On peut exprimer autrement cette proposition. Quel est l’évènement, vraisemblable dans les quelques prochaines années, que déploreront le plus nos descendants ? Tout le monde convient, des ministres de la défense aux écologistes, que la pire des choses possibles est un conflit nucléaire mondial. S’il se produit, toute l’espèce humaine est menacée ; la vie telle que souhaitent la vivre les êtres humains normaux connaîtrait un terme. Une fois admis ce terrible truisme, il faut ajouter que si aucun pays n’appuie sur le bouton, le pis qui se produira vraisemblablement - et qui a d’ailleurs bien commencé - ce n’est pas la crise énergétique, la crise économique, la guerre conventionnelle ni même la multiplication des gouvernements totalitaires. Ces catastrophes, quelque terribles qu’elles soient pour nous, pourraient trouver un remède après quelques générations. Le seul processus actuellement en cours qu’on mettra des millions d’années à infléchir est la perte de la biodiversité du fait de la destruction des habitats naturels. Telle est la folie que nos descendants seront le moins susceptibles de nous pardonner.

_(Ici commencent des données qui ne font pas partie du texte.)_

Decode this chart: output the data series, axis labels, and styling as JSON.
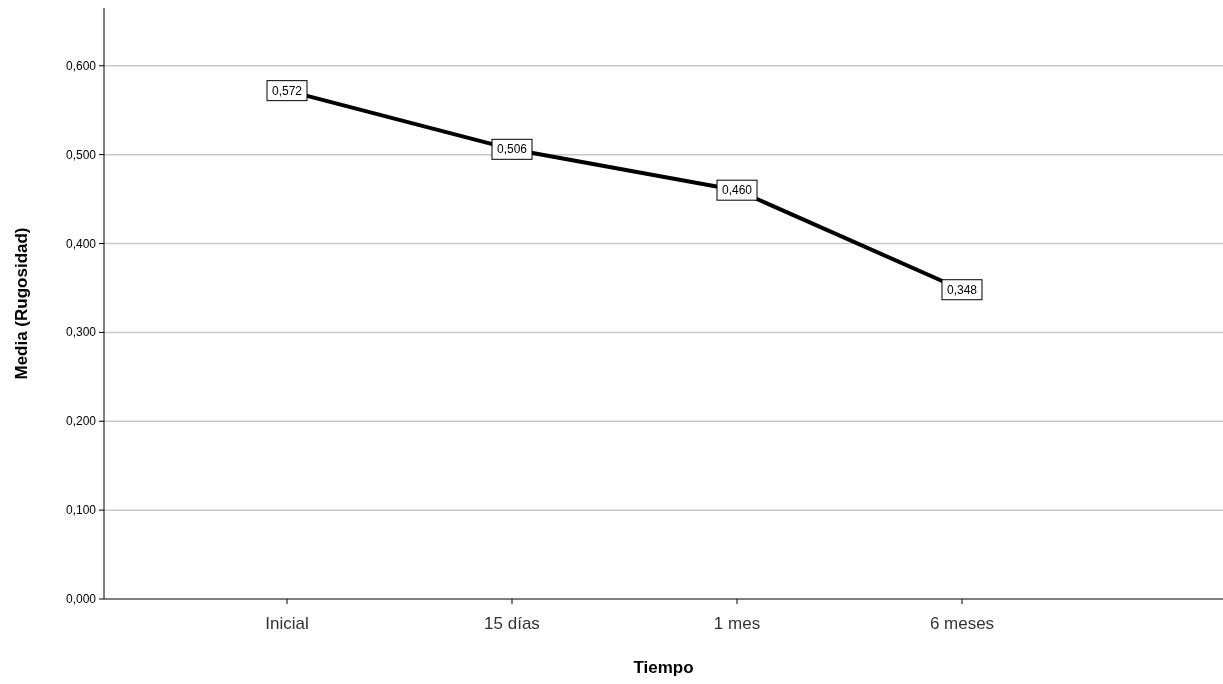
{
  "chart_data": {
    "type": "line",
    "xlabel": "Tiempo",
    "ylabel": "Media (Rugosidad)",
    "categories": [
      "Inicial",
      "15 días",
      "1 mes",
      "6 meses"
    ],
    "series": [
      {
        "color": "#000000",
        "values": [
          0.572,
          0.506,
          0.46,
          0.348
        ],
        "value_labels": [
          "0,572",
          "0,506",
          "0,460",
          "0,348"
        ]
      }
    ],
    "ylim": [
      0,
      0.665
    ],
    "yticks": [
      {
        "value": 0,
        "label": "0,000"
      },
      {
        "value": 0.1,
        "label": "0,100"
      },
      {
        "value": 0.2,
        "label": "0,200"
      },
      {
        "value": 0.3,
        "label": "0,300"
      },
      {
        "value": 0.4,
        "label": "0,400"
      },
      {
        "value": 0.5,
        "label": "0,500"
      },
      {
        "value": 0.6,
        "label": "0,600"
      }
    ],
    "grid": "y",
    "line_style": "solid",
    "marker": "square"
  }
}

L’extinction s’accélère et pourrait prendre des proportions ruineuses au cours des deux prochaines décennies. Non seulement les oiseaux et les mammifères disparaissent-ils, mais des êtres vivants plus réduits comme les mousses, les insectes et les vairons. L’estimation minimale du rythme d’extinction actuel est d’un millier d’espèces par an, surtout du fait de la destruction des forêts et d’autres biotopes tropicaux de première importance. À l’horizon 1990, on s’attend que ce chiffre passe à 10 000 espèces par an (une espèce par heure). Au cours des trente prochaines années, ce sera un bon million d’espèces qui aura été éradiqué. [1]
Quel que soit le chiffre exact - et l’état primitif de la biologie évolutionniste ne nous permet que des ordres de grandeur - le rythme actuel de disparition n’en est pas moins le plus rapide dans l’histoire géologique récente. Il est aussi beaucoup plus élevé que le rythme d’apparition de nouvelles espèces du fait de l’évolution en cours, de telle sorte que le résultat net est un rapide déclin de la diversité présente du monde. Des catégories entières d’organismes apparus au cours des dix millions d’années passées, dont les condors familiers en Amérique, les rhinocéros, les lamantins, les gorilles, sont proches de l’extinction. Pour la plupart de ces espèces, les derniers individus à exister à l’état sauvage pourraient bien être ceux qui vivent actuellement. C’est une erreur grave de ne voir dans cette hémorragie qu’un processus “darwinien”, dans lequel les espèces vont et viennent de manière autonome et où l’homme n’est que le fardeau le plus récent à peser sur l’environnement. Les destructions causées par l’homme sont inédites sous le soleil.
Biophilie, Paris, 2012, pp. 156-9.
[1] Rappelons que le livre original est paru en 1984 (NdT).